Dans ces conditions l'absence de diligences suffisantes de la SARL DG qui n'a pas mis fin à la publication des photographies litigieuses sur Internet avant le 11 mai 2017, même si son gérant a fait appel en ce sens à un professionnel dès septembre 2016, n'est pas due qu'à l'inertie de la société, mais bien aussi à des difficultés résultant des problèmes personnels rencontrées par son gérant qui ont profondément désorganisé l'entreprise sur la période litigieuse et qui sont attestées notamment par le certificat de décès de son épouse qui s'occupait de la partie administrative ; le certificat médical de son médecin traitant et les autres attestations produites prouvent en effet que M. [Z] est d'abord resté auprès de son épouse puis a connu une période de dépression après le décès de celle-ci, autant de circonstances qui justifient en grande partie son comportement, qui constituent des difficultés dont il doit être tenu compte pour liquider le montant de l'astreinte et qui permettent de ramener le montant de la condamnation à 10 000 euros.

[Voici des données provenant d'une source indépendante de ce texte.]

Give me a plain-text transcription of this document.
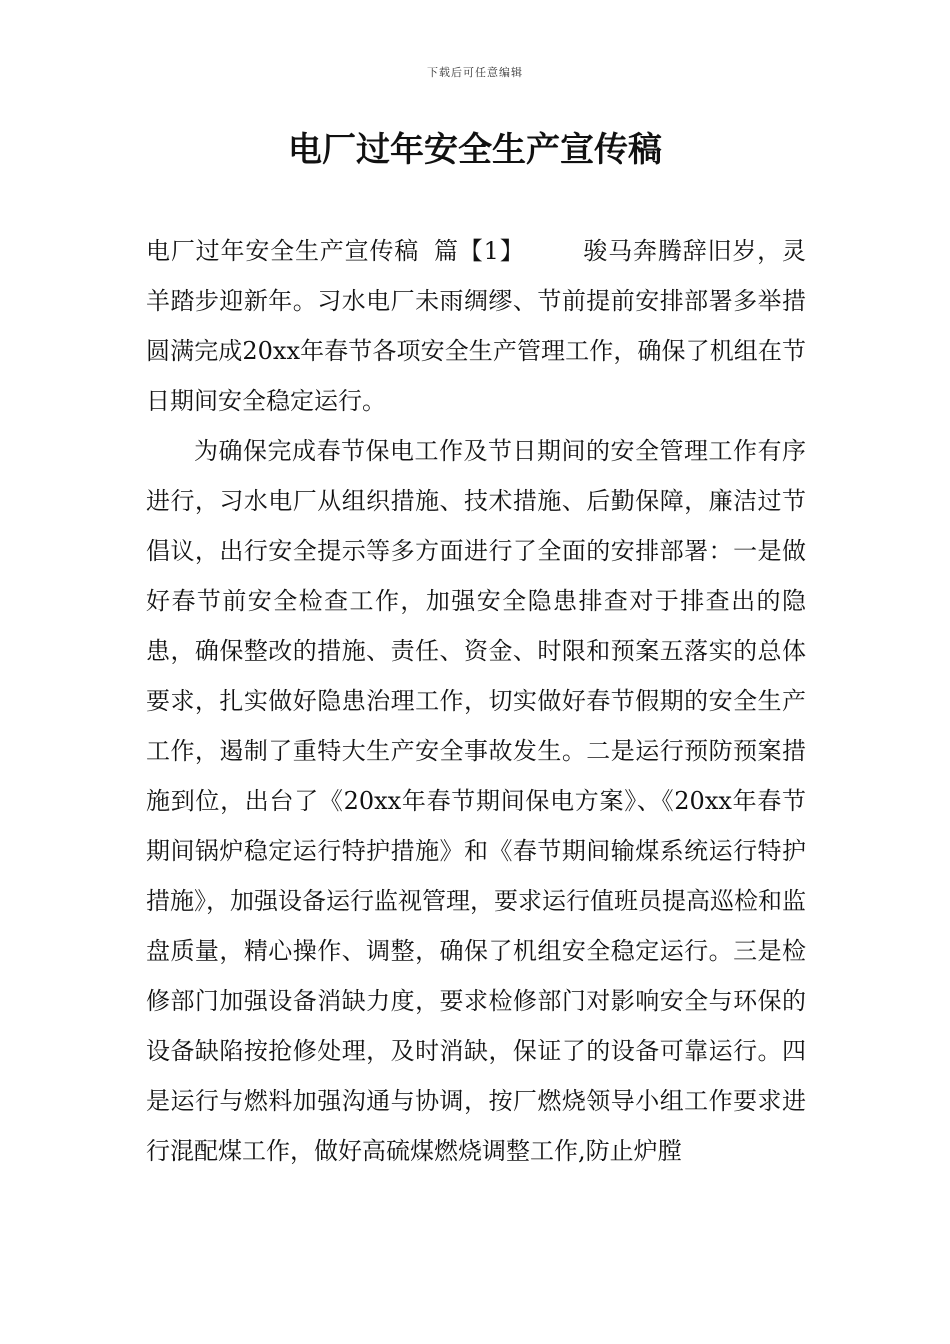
下载后可任意编辑
电厂过年安全生产宣传稿

电厂过年安全生产宣传稿 篇【1】 骏马奔腾辞旧岁，灵羊踏步迎新年。习水电厂未雨绸缪、节前提前安排部署多举措圆满完成20xx年春节各项安全生产管理工作，确保了机组在节日期间安全稳定运行。

为确保完成春节保电工作及节日期间的安全管理工作有序进行，习水电厂从组织措施、技术措施、后勤保障，廉洁过节倡议，出行安全提示等多方面进行了全面的安排部署：一是做好春节前安全检查工作，加强安全隐患排查对于排查出的隐患，确保整改的措施、责任、资金、时限和预案五落实的总体要求，扎实做好隐患治理工作，切实做好春节假期的安全生产工作，遏制了重特大生产安全事故发生。二是运行预防预案措施到位，出台了《20xx年春节期间保电方案》、《20xx年春节期间锅炉稳定运行特护措施》和《春节期间输煤系统运行特护措施》，加强设备运行监视管理，要求运行值班员提高巡检和监盘质量，精心操作、调整，确保了机组安全稳定运行。三是检修部门加强设备消缺力度，要求检修部门对影响安全与环保的设备缺陷按抢修处理，及时消缺，保证了的设备可靠运行。四是运行与燃料加强沟通与协调，按厂燃烧领导小组工作要求进行混配煤工作，做好高硫煤燃烧调整工作,防止炉膛
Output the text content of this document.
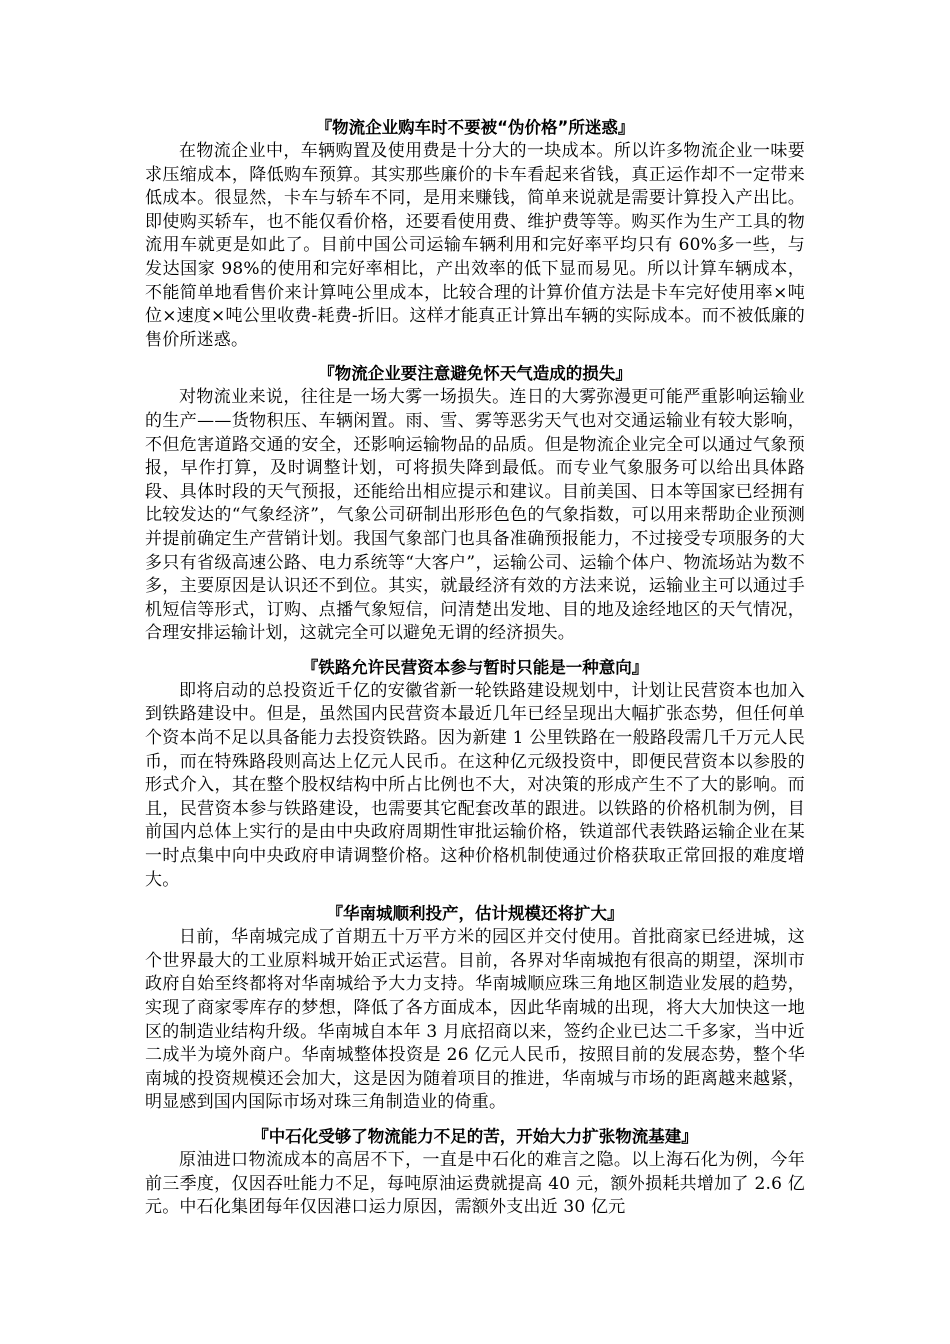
『物流企业购车时不要被“伪价格”所迷惑』

在物流企业中，车辆购置及使用费是十分大的一块成本。所以许多物流企业一味要求压缩成本，降低购车预算。其实那些廉价的卡车看起来省钱，真正运作却不一定带来低成本。很显然，卡车与轿车不同，是用来赚钱，简单来说就是需要计算投入产出比。即使购买轿车，也不能仅看价格，还要看使用费、维护费等等。购买作为生产工具的物流用车就更是如此了。目前中国公司运输车辆利用和完好率平均只有 60%多一些，与发达国家 98%的使用和完好率相比，产出效率的低下显而易见。所以计算车辆成本，不能简单地看售价来计算吨公里成本，比较合理的计算价值方法是卡车完好使用率×吨位×速度×吨公里收费-耗费-折旧。这样才能真正计算出车辆的实际成本。而不被低廉的售价所迷惑。

『物流企业要注意避免怀天气造成的损失』

对物流业来说，往往是一场大雾一场损失。连日的大雾弥漫更可能严重影响运输业的生产——货物积压、车辆闲置。雨、雪、雾等恶劣天气也对交通运输业有较大影响，不但危害道路交通的安全，还影响运输物品的品质。但是物流企业完全可以通过气象预报，早作打算，及时调整计划，可将损失降到最低。而专业气象服务可以给出具体路段、具体时段的天气预报，还能给出相应提示和建议。目前美国、日本等国家已经拥有比较发达的“气象经济”，气象公司研制出形形色色的气象指数，可以用来帮助企业预测并提前确定生产营销计划。我国气象部门也具备准确预报能力，不过接受专项服务的大多只有省级高速公路、电力系统等“大客户”，运输公司、运输个体户、物流场站为数不多，主要原因是认识还不到位。其实，就最经济有效的方法来说，运输业主可以通过手机短信等形式，订购、点播气象短信，问清楚出发地、目的地及途经地区的天气情况，合理安排运输计划，这就完全可以避免无谓的经济损失。

『铁路允许民营资本参与暂时只能是一种意向』

即将启动的总投资近千亿的安徽省新一轮铁路建设规划中，计划让民营资本也加入到铁路建设中。但是，虽然国内民营资本最近几年已经呈现出大幅扩张态势，但任何单个资本尚不足以具备能力去投资铁路。因为新建 1 公里铁路在一般路段需几千万元人民币，而在特殊路段则高达上亿元人民币。在这种亿元级投资中，即便民营资本以参股的形式介入，其在整个股权结构中所占比例也不大，对决策的形成产生不了大的影响。而且，民营资本参与铁路建设，也需要其它配套改革的跟进。以铁路的价格机制为例，目前国内总体上实行的是由中央政府周期性审批运输价格，铁道部代表铁路运输企业在某一时点集中向中央政府申请调整价格。这种价格机制使通过价格获取正常回报的难度增大。

『华南城顺利投产，估计规模还将扩大』

日前，华南城完成了首期五十万平方米的园区并交付使用。首批商家已经进城，这个世界最大的工业原料城开始正式运营。目前，各界对华南城抱有很高的期望，深圳市政府自始至终都将对华南城给予大力支持。华南城顺应珠三角地区制造业发展的趋势，实现了商家零库存的梦想，降低了各方面成本，因此华南城的出现，将大大加快这一地区的制造业结构升级。华南城自本年 3 月底招商以来，签约企业已达二千多家，当中近二成半为境外商户。华南城整体投资是 26 亿元人民币，按照目前的发展态势，整个华南城的投资规模还会加大，这是因为随着项目的推进，华南城与市场的距离越来越紧，明显感到国内国际市场对珠三角制造业的倚重。

『中石化受够了物流能力不足的苦，开始大力扩张物流基建』

原油进口物流成本的高居不下，一直是中石化的难言之隐。以上海石化为例，今年前三季度，仅因吞吐能力不足，每吨原油运费就提高 40 元，额外损耗共增加了 2.6 亿元。中石化集团每年仅因港口运力原因，需额外支出近 30 亿元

Le jugement sera donc réformé en ce sens.
PAR CES MOTIFS
Statuant par arrêt CONTRADICTOIRE et en dernier ressort,
Confirme le jugement entrepris, sauf en celle de ses dispositions ayant condamné la SARL DG Décoration Générale à payer à M. et Mme [B] la somme de 50 000 euros représentant la liquidation pour la période du 5 octobre 2016 au 11 mai 2017 de l'astreinte fixée par l'ordonnance rendue le 23 juin 2016 par le juge des référés du tribunal de grande instance de Paris,
Statuant à nouveau sur ce chef,
Condamne la SARL DG Décoration Générale à payer à M. et Mme [B] la somme de 10 000 euros représentant la liquidation pour la période du 5 octobre 2016 au 11 mai 2017 de l'astreinte fixée par l'ordonnance rendue le 23 juin 2016 par le juge des référés du tribunal de grande instance de Paris,
Et y ajoutant,
Vu l'article 700 du Code de procédure civile, rejette la demande formée par les époux [B],
Rejette toute autre demande,
Condamne a SARL DG Décoration Générale aux dépens d'appel.
- prononcé publiquement par mise à disposition de l'arrêt au greffe de la cour, les parties en ayant été préalablement avisées dans les conditions prévues au deuxième alinéa de l'article 450 du code de procédure civile.
- signé par Madame Patricia GRASSO, Président et par Mme COLAS, Greffier, auquel la minute de la décision a été remise par le magistrat signataire.